Le prisonnier vit dans un espace–temps déconnecté du monde réel. Certes, la télévision lui apporte des nouvelles de l’extérieur, mais celles-ci glissent sans pénétrer. Il vit dans un monde où il est totalement pris en charge, sans responsabilité sur les actes les plus simples de son quotidien. Le prévenu vit au rythme de l’instruction de son affaire et de l’attente du procès, avec des périodes de vide total et d’autres d’angoisse frénétique. Le condamné entre dans une longue phase de vie sans couleurs. Il arrive qu’il fasse en quelques mois ou quelques années un travail sur son passé criminel et sur sa propre personnalité qui le rendrait apte à réintégrer la société, et le temps qui passe entre les murs devient dénué de sens.

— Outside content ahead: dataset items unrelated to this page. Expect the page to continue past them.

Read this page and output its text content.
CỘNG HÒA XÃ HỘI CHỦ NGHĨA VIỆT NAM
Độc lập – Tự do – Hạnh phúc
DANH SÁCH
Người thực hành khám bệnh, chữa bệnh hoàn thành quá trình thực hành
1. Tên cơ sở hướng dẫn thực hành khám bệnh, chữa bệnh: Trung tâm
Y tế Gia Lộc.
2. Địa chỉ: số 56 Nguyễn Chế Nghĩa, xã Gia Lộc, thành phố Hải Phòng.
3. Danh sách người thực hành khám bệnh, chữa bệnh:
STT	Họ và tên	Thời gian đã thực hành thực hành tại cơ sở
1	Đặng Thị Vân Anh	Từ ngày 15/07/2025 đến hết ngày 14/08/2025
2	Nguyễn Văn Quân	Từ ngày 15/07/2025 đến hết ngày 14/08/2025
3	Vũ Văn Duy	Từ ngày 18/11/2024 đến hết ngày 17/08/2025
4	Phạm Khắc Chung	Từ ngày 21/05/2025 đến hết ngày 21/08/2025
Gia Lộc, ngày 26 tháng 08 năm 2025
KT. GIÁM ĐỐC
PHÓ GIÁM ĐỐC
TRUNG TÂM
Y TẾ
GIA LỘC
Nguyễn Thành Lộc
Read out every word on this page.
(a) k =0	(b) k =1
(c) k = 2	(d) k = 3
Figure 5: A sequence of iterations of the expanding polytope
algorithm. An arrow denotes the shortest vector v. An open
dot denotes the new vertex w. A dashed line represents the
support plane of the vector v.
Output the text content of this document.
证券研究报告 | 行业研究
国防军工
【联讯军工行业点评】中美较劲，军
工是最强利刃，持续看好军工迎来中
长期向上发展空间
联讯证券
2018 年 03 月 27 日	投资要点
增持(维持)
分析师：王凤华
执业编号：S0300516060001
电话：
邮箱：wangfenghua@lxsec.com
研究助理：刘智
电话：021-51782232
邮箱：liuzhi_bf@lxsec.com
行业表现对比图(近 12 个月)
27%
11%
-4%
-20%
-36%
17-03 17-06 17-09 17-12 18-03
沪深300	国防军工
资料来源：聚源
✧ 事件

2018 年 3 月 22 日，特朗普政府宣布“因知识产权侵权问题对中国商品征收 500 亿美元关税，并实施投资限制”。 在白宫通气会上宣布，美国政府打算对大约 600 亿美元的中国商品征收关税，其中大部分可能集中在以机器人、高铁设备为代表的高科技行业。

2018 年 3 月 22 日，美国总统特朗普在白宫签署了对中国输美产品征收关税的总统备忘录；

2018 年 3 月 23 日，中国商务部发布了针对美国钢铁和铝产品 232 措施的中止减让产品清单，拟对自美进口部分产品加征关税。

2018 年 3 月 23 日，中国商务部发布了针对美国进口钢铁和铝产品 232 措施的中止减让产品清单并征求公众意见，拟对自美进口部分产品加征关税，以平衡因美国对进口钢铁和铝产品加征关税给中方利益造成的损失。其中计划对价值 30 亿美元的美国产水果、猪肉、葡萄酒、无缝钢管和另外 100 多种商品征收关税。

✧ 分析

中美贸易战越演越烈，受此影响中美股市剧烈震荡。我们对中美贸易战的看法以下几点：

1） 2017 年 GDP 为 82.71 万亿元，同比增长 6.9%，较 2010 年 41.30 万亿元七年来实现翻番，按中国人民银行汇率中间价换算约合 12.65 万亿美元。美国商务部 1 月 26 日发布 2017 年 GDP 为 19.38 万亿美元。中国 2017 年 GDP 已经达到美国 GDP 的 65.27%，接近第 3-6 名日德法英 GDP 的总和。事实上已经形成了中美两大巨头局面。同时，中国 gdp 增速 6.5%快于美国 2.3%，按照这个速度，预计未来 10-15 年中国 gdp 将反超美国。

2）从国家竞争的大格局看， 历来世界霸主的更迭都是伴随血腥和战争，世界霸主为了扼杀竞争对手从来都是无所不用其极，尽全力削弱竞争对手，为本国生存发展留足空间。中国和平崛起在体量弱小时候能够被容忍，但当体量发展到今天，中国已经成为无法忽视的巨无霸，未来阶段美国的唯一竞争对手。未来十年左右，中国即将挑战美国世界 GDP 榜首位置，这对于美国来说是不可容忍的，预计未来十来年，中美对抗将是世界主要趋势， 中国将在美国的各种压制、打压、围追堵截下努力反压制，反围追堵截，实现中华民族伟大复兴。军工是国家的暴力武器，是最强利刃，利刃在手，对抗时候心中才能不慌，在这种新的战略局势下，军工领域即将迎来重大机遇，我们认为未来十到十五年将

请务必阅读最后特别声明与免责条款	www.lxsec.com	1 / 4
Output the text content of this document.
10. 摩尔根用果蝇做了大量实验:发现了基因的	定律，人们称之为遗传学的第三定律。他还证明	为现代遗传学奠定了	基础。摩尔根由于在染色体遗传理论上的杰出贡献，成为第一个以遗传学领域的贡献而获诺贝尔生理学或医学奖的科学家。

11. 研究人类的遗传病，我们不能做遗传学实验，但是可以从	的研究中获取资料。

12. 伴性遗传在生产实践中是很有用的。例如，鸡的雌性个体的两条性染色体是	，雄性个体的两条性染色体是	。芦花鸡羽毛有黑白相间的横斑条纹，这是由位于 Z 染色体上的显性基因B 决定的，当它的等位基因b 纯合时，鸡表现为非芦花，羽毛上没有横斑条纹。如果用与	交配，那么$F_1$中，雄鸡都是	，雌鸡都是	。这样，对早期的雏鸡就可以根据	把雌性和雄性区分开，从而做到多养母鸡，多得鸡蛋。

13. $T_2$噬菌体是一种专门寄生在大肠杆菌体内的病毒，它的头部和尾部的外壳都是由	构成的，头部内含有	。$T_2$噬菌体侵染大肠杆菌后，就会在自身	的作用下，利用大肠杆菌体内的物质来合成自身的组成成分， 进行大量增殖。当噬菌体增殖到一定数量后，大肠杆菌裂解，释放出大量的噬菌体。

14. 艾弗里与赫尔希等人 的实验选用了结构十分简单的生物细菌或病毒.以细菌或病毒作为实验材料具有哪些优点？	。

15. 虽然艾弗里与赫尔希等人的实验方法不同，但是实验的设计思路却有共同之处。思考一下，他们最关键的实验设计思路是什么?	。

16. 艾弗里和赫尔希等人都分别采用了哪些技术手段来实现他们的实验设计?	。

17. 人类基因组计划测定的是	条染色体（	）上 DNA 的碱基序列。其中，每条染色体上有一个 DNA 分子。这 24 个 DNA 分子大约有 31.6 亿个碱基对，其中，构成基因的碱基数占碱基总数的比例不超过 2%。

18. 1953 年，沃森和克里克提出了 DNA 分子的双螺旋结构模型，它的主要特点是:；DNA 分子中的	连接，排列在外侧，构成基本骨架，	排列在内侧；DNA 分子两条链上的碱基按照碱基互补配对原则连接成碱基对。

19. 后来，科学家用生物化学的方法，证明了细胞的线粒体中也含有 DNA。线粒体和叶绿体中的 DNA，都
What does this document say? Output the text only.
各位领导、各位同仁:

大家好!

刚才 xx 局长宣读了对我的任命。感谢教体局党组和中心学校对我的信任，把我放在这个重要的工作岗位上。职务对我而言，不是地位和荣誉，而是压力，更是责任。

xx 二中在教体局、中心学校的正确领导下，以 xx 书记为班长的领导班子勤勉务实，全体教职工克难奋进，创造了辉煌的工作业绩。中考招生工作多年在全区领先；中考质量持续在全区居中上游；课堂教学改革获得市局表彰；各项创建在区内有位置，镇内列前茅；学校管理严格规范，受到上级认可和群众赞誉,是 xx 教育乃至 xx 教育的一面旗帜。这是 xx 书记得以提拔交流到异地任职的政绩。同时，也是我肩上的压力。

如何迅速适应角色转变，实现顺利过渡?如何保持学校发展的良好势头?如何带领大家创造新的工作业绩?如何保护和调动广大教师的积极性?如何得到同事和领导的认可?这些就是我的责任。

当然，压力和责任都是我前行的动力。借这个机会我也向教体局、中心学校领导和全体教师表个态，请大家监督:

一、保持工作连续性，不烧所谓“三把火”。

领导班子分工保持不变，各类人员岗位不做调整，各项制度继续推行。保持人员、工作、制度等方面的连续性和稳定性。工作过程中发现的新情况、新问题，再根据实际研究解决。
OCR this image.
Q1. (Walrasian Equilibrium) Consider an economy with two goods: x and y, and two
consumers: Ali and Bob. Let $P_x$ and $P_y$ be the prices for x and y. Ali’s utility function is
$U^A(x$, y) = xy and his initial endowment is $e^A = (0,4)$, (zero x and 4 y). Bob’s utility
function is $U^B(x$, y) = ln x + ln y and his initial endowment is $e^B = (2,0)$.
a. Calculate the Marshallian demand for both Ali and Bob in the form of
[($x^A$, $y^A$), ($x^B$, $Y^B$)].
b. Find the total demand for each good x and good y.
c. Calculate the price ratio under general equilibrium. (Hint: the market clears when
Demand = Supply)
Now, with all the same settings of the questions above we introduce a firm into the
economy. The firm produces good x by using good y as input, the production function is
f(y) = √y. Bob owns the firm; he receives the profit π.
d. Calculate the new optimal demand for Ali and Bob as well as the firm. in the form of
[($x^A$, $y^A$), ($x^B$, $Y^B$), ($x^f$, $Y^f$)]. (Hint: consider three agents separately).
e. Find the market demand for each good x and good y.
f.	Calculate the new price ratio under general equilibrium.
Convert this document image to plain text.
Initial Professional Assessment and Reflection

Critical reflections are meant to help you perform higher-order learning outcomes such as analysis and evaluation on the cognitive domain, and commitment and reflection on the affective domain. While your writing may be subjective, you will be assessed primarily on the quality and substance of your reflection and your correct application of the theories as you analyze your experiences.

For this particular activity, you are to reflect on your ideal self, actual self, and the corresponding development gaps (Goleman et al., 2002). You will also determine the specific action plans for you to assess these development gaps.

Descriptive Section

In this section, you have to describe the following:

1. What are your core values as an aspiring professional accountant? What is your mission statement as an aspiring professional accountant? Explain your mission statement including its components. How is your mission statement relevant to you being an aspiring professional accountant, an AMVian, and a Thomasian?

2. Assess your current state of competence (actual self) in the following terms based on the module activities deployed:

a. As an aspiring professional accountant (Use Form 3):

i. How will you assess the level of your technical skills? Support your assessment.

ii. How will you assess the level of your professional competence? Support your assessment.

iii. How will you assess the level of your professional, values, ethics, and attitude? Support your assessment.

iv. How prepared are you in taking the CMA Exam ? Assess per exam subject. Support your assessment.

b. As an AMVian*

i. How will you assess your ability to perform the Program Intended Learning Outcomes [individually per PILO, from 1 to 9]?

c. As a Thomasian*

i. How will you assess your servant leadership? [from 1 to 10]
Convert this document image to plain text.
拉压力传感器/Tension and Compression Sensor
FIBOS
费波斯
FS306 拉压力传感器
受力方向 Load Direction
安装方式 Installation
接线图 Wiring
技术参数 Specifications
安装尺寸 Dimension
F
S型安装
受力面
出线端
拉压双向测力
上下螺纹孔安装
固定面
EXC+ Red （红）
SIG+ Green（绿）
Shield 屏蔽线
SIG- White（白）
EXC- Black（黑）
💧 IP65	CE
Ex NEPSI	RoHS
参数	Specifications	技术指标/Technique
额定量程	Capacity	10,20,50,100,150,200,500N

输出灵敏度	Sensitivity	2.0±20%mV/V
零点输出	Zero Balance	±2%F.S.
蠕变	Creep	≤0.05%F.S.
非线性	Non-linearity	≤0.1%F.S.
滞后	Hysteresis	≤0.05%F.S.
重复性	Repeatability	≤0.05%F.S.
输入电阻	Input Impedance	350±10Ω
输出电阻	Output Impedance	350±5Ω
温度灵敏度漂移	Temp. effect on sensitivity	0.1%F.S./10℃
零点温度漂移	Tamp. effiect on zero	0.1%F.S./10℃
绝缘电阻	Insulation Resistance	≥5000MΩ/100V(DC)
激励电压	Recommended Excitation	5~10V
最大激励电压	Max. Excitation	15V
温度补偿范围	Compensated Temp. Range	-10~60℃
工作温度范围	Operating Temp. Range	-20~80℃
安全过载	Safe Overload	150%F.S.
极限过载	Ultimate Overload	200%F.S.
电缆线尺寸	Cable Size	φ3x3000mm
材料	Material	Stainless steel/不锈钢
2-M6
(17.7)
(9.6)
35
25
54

La relation d’aide ne peut se situer que dans l’ici et maintenant : il faut parler avec le détenu de ce qu’il vit et ressent en ce moment précis. Il est rarement possible de parler de projets, car il y a trop d’incertitude. La relation elle-même peut s’interrompre sans préavis à la suite du transfert dans une autre prison.
La personne détenue peut être rongée par la culpabilité, ou au contraire s’envelopper de déni comme d’une gaine de protection. Elle peut passer très vite du bavardage vantard au mutisme et à la dépression. Elle peut se faire mythomane, s’inventant une histoire personnelle héroïque. Elle peut tenter de provoquer le visiteur, par exemple en étant constamment négative pour tester la limite de son empathie. Elle peut chercher à le manipuler, en suscitant sa compassion pour obtenir des objets ou des services.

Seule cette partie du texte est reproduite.